Show students a 30-second video clip of a dance performance without sound. Ask them to write down three specific gestures or movements they observed and what emotion or idea they think each conveyed. Review responses to gauge understanding of gesture and emotion connection.

Peer Assessment

Have students work in small groups to create a 15-second dance phrase telling a simple story (e.g., finding something lost, a race). After performing for another group, the audience group answers: What story did you see? Identify one movement that clearly communicated part of the story and one that could be clearer. Provide feedback on clarity.

Discussion Prompt

Pose the question: 'How can a dancer use changes in tempo and level to show a character's growing excitement or fear?' Facilitate a class discussion, encouraging students to use examples from their own movement explorations or observed performances to support their ideas.
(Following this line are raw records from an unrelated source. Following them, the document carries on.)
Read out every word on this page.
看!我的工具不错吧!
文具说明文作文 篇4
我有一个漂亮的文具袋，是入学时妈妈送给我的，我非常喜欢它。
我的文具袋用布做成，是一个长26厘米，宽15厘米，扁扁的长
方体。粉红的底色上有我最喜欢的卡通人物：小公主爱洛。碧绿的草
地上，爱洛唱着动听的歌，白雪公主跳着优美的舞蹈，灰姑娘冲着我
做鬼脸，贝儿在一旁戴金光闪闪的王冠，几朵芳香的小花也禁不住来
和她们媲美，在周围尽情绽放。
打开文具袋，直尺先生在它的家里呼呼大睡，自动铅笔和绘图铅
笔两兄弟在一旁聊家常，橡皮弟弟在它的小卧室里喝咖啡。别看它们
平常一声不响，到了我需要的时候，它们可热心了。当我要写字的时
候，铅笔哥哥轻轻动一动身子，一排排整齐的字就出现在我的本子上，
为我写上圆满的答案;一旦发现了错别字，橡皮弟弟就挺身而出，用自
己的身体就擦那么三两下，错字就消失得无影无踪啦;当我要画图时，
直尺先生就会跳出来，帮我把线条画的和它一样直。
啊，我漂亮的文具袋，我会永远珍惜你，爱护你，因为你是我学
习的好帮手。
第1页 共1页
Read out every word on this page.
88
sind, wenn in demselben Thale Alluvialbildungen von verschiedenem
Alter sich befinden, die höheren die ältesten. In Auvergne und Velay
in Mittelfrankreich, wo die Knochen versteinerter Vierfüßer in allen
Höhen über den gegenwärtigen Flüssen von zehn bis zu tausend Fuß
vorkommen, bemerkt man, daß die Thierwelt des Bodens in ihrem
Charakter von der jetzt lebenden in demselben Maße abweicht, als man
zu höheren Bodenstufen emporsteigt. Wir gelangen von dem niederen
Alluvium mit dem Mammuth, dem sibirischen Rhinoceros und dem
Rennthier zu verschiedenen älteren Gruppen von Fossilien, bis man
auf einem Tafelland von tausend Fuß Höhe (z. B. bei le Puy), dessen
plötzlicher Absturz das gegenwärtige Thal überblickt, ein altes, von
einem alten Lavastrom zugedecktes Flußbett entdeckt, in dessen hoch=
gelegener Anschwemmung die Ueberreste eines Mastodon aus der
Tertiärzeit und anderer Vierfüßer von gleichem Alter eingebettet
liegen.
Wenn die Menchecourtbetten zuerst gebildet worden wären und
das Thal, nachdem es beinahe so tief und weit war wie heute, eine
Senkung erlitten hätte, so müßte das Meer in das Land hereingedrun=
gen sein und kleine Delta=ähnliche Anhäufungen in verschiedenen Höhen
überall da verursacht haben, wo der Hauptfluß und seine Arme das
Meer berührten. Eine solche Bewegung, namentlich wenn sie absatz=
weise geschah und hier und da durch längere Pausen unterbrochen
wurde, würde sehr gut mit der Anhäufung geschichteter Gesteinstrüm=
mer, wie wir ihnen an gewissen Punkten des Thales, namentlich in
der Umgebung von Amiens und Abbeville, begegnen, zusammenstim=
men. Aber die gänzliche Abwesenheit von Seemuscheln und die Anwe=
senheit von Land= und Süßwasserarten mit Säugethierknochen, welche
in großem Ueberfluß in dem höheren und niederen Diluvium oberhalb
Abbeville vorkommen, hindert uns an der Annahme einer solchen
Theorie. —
Frequently Asked Questions

How do movement qualities help convey dance stories?
Qualities like sharp versus smooth, fast versus slow, and high versus low levels signal narrative elements. Sharp, low movements suggest tension or danger; flowing, high ones evoke freedom. Students analyze clips to map these, then apply in phrases, seeing how combinations build clear plots over 50 words of practice.
What role do facial expressions play in dance narratives?
Facial expressions amplify emotions within movement stories, making abstract ideas relatable. A furrowed brow with hunched shoulders deepens sorrow. Viewing tasks train students to notice subtleties, while performance feedback helps integrate faces with bodies for cohesive expression, around 60 words.
How does active learning support dance as storytelling?
Active learning engages kinesthetic intelligence, essential for non-verbal arts. Mirroring exercises let students feel emotions physically, while group improvisations encourage risk-taking and iteration. Peer interpretation provides immediate feedback, solidifying how choices communicate; this embodied approach makes concepts stick better than passive viewing, fostering creativity and empathy in 70 words.
How to assess student dance storytelling phrases?
Use rubrics for clarity of narrative arc, use of qualities, and emotional expression. Video self-reviews or peer checklists focus on gesture effectiveness. Portfolios of sketches and reflections show growth in connecting movement to meaning, aligning with curriculum expectations over 55 words.